Yes, the evils done and publicized are horrible. Why, though, was there no protest "back then" when Catholic doctrine was deliberately suppressed in CCD programs and Catholic schools; when teaching about the commandments and forbidden acts was outlawed; when chastity, in marriage and outside marriage, were taboo topics; when sex-ed programs for youth were introduced that stung their innocent souls and extinguished their spiritual sensitivities? Why was there little indignation over priests' secular clothing, their unbecoming manner of talking and worldly behaviors? Where was the sacredness? At one time it was nearly tangible. Where did it go and with it the fear of the Lord, modesty, and priestly dignity?

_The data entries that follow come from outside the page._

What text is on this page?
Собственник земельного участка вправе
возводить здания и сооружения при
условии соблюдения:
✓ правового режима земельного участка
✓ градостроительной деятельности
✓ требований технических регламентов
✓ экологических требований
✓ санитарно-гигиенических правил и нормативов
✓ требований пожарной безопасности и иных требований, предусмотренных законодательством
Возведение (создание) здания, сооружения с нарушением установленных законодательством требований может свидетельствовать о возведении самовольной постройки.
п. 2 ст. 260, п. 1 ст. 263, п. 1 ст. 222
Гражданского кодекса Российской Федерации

When sacredness fled so did its abiding companion, wisdom. "Truths are diminished from the sons of men" (Ps. 11, Vulgate). The departure of holiness from clergy (and laity) meant the loss of wisdom so that we don't even know how to respond to this crisis. We've become foolish, unable to analyze why we have come to this disgrace. This ignorance is itself a punishment for the sins committed.

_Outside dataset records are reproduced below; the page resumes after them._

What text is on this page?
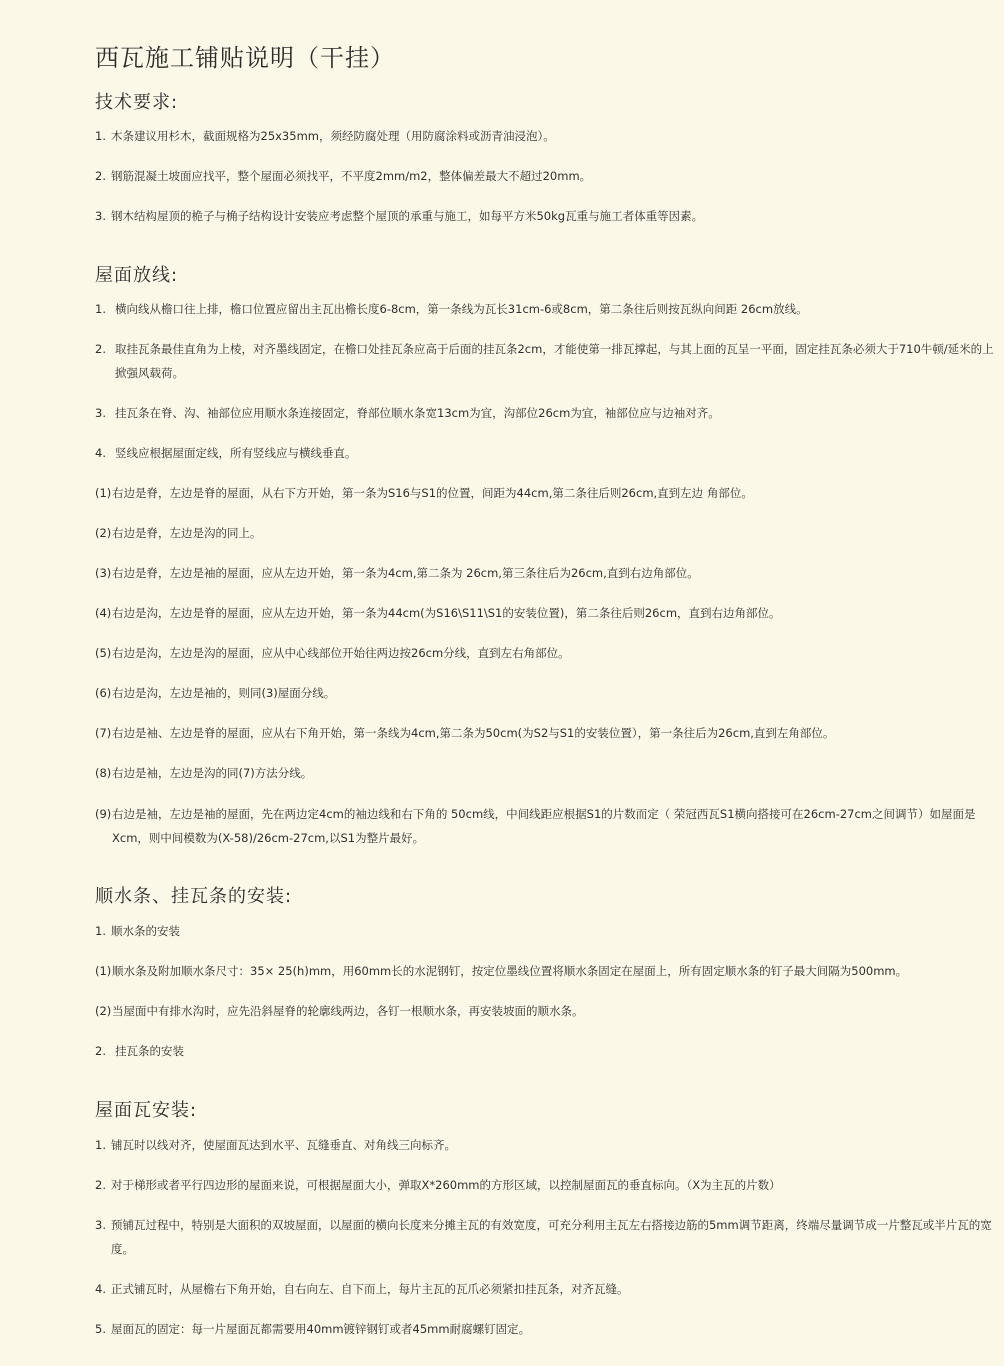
西瓦施工铺贴说明（干挂）
技术要求:
1. 木条建议用杉木，截面规格为25x35mm，须经防腐处理（用防腐涂料或沥青油浸泡）。
2. 钢筋混凝土坡面应找平，整个屋面必须找平，不平度2mm/m2，整体偏差最大不超过20mm。
3. 钢木结构屋顶的桅子与桷子结构设计安装应考虑整个屋顶的承重与施工，如每平方米50kg瓦重与施工者体重等因素。
屋面放线:
1. 横向线从檐口往上排，檐口位置应留出主瓦出檐长度6-8cm，第一条线为瓦长31cm-6或8cm，第二条往后则按瓦纵向间距 26cm放线。
2. 取挂瓦条最佳直角为上棱，对齐墨线固定，在檐口处挂瓦条应高于后面的挂瓦条2cm，才能使第一排瓦撑起，与其上面的瓦呈一平面，固定挂瓦条必须大于710牛顿/延米的上掀强风载荷。
3. 挂瓦条在脊、沟、袖部位应用顺水条连接固定，脊部位顺水条宽13cm为宜，沟部位26cm为宜，袖部位应与边袖对齐。
4. 竖线应根据屋面定线，所有竖线应与横线垂直。
(1) 右边是脊，左边是脊的屋面，从右下方开始，第一条为S16与S1的位置，间距为44cm,第二条往后则26cm,直到左边 角部位。
(2) 右边是脊，左边是沟的同上。
(3) 右边是脊，左边是袖的屋面，应从左边开始，第一条为4cm,第二条为 26cm,第三条往后为26cm,直到右边角部位。
(4) 右边是沟，左边是脊的屋面，应从左边开始，第一条为44cm(为S16\S11\S1的安装位置)，第二条往后则26cm，直到右边角部位。
(5) 右边是沟，左边是沟的屋面，应从中心线部位开始往两边按26cm分线，直到左右角部位。
(6) 右边是沟，左边是袖的，则同(3)屋面分线。
(7) 右边是袖、左边是脊的屋面，应从右下角开始，第一条线为4cm,第二条为50cm(为S2与S1的安装位置），第一条往后为26cm,直到左角部位。
(8) 右边是袖，左边是沟的同(7)方法分线。
(9) 右边是袖，左边是袖的屋面，先在两边定4cm的袖边线和右下角的 50cm线，中间线距应根据S1的片数而定（ 荣冠西瓦S1横向搭接可在26cm-27cm之间调节）如屋面是Xcm，则中间模数为(X-58)/26cm-27cm,以S1为整片最好。
顺水条、挂瓦条的安装:
1. 顺水条的安装
(1) 顺水条及附加顺水条尺寸：35× 25(h)mm，用60mm长的水泥钢钉，按定位墨线位置将顺水条固定在屋面上，所有固定顺水条的钉子最大间隔为500mm。
(2) 当屋面中有排水沟时，应先沿斜屋脊的轮廓线两边，各钉一根顺水条，再安装坡面的顺水条。
2. 挂瓦条的安装
屋面瓦安装:
1. 铺瓦时以线对齐，使屋面瓦达到水平、瓦缝垂直、对角线三向标齐。
2. 对于梯形或者平行四边形的屋面来说，可根据屋面大小，弹取X*260mm的方形区域，以控制屋面瓦的垂直标向。（X为主瓦的片数）
3. 预铺瓦过程中，特别是大面积的双坡屋面，以屋面的横向长度来分摊主瓦的有效宽度，可充分利用主瓦左右搭接边筋的5mm调节距离，终端尽量调节成一片整瓦或半片瓦的宽度。
4. 正式铺瓦时，从屋檐右下角开始，自右向左、自下而上，每片主瓦的瓦爪必须紧扣挂瓦条，对齐瓦缝。
5. 屋面瓦的固定：每一片屋面瓦都需要用40mm镀锌钢钉或者45mm耐腐螺钉固定。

In recent decades the Church has been run more like a corporation or a business than a divine organism intended for man's salvation. Its policies and rhetoric have resembled civil law and echoed popular opinion more than the Gospel of Christ. Its models and mentors have not been the saints of her illustrious history but CEOs, business men, psychologists, and lawyers. Its greatest concerns have been financial viability and growth; its successes measured in numbers; its worship directed not to God but to the enjoyment of the attendees. The eternal and irrevocable consequences of mortal sins -- to say nothing of the now ubiquitous sins that "cry out to God for vengeance," which include abortion, sodomy, and causing scandal to children, are terra ignota in preaching and religious instruction.

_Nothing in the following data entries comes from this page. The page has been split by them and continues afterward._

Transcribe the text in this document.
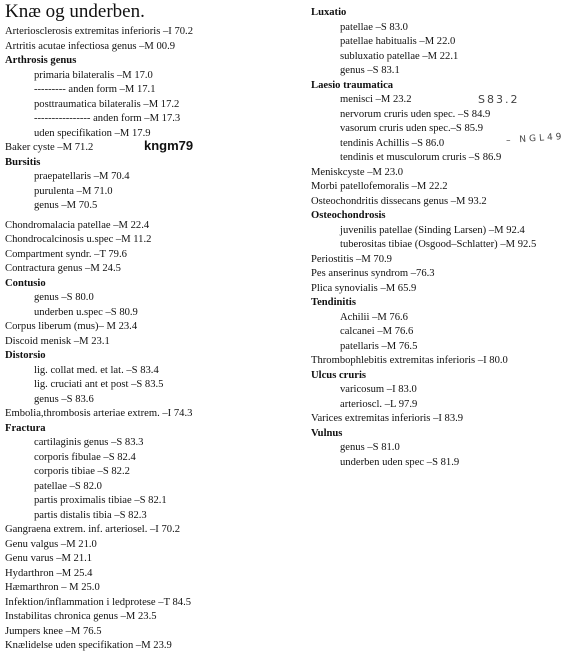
Knæ og underben.
Arteriosclerosis extremitas inferioris –I 70.2
Artritis acutae infectiosa genus –M 00.9
Arthrosis genus
primaria bilateralis –M 17.0
--------- anden form –M 17.1
posttraumatica bilateralis –M 17.2
---------------- anden form –M 17.3
uden specifikation –M 17.9
Baker cyste –M 71.2
Bursitis
praepatellaris –M 70.4
purulenta –M 71.0
genus –M 70.5
Chondromalacia patellae –M 22.4
Chondrocalcinosis u.spec –M 11.2
Compartment syndr. –T 79.6
Contractura genus –M 24.5
Contusio
genus –S 80.0
underben u.spec –S 80.9
Corpus liberum (mus)– M 23.4
Discoid menisk –M 23.1
Distorsio
lig. collat med. et lat. –S 83.4
lig. cruciati ant et post –S 83.5
genus –S 83.6
Embolia,thrombosis arteriae extrem. –I 74.3
Fractura
cartilaginis genus –S 83.3
corporis fibulae –S 82.4
corporis tibiae –S 82.2
patellae –S 82.0
partis proximalis tibiae –S 82.1
partis distalis tibia –S 82.3
Gangraena extrem. inf. arteriosel. –I 70.2
Genu valgus –M 21.0
Genu varus –M 21.1
Hydarthron –M 25.4
Hæmarthron – M 25.0
Infektion/inflammation i ledprotese –T 84.5
Instabilitas chronica genus –M 23.5
Jumpers knee –M 76.5
Knælidelse uden specifikation –M 23.9
Luxatio
patellae –S 83.0
patellae habitualis –M 22.0
subluxatio patellae –M 22.1
genus –S 83.1
Laesio traumatica
menisci –M 23.2
nervorum cruris uden spec. –S 84.9
vasorum cruris uden spec.–S 85.9
tendinis Achillis –S 86.0
tendinis et musculorum cruris –S 86.9
Meniskcyste –M 23.0
Morbi patellofemoralis –M 22.2
Osteochondritis dissecans genus –M 93.2
Osteochondrosis
juvenilis patellae (Sinding Larsen) –M 92.4
tuberositas tibiae (Osgood–Schlatter) –M 92.5
Periostitis –M 70.9
Pes anserinus syndrom –76.3
Plica synovialis –M 65.9
Tendinitis
Achilii –M 76.6
calcanei –M 76.6
patellaris –M 76.5
Thrombophlebitis extremitas inferioris –I 80.0
Ulcus cruris
varicosum –I 83.0
arterioscl. –L 97.9
Varices extremitas inferioris –I 83.9
Vulnus
genus –S 81.0
underben uden spec –S 81.9
kngm79
S83.2
– NGL49
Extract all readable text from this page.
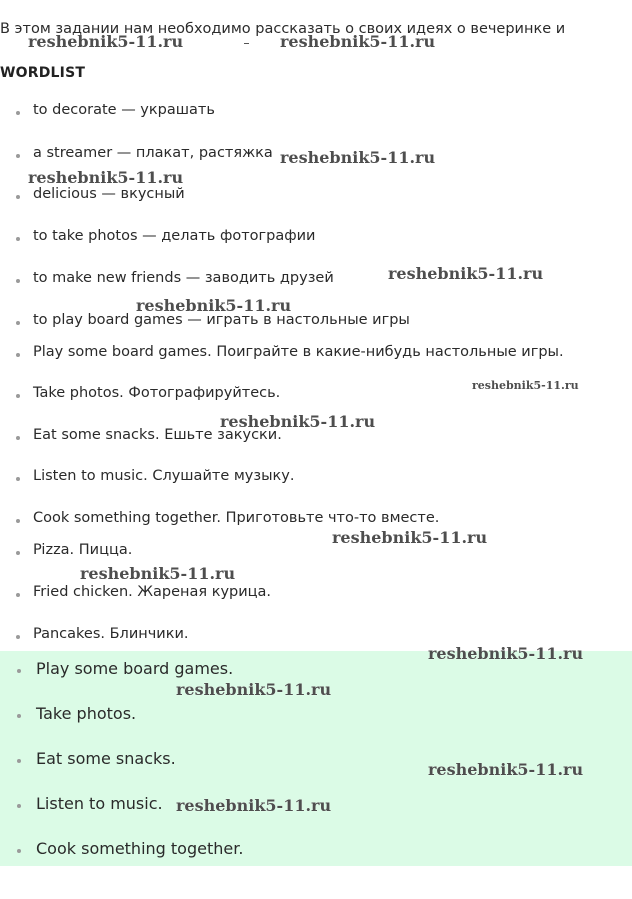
В этом задании нам необходимо рассказать о своих идеях о вечеринке и

WORDLIST
to decorate — украшать
a streamer — плакат, растяжка
delicious — вкусный
to take photos — делать фотографии
to make new friends — заводить друзей
to play board games — играть в настольные игры
Play some board games. Поиграйте в какие-нибудь настольные игры.
Take photos. Фотографируйтесь.
Eat some snacks. Ешьте закуски.
Listen to music. Слушайте музыку.
Cook something together. Приготовьте что-то вместе.
Pizza. Пицца.
Fried chicken. Жареная курица.
Pancakes. Блинчики.
Play some board games.
Take photos.
Eat some snacks.
Listen to music.
Cook something together.
reshebnik5-11.ru	reshebnik5-11.ru
reshebnik5-11.ru
reshebnik5-11.ru
reshebnik5-11.ru
reshebnik5-11.ru
reshebnik5-11.ru
reshebnik5-11.ru
reshebnik5-11.ru
reshebnik5-11.ru
reshebnik5-11.ru
reshebnik5-11.ru
reshebnik5-11.ru
reshebnik5-11.ru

What's been wrong with the Church in our time such that it brought on the said crisis? Pope Benedict indicated that the moral lapses of the clergy brought on a reticence to witness clearly and forecefully to moral truth.

Once trespassed, can sacredness be recovered? Only God knows; but with a return to unambiguous teaching on faith and morals, the foundation will be laid for a restoration of a sacredness that's been sorely missing from the Church for a very long time.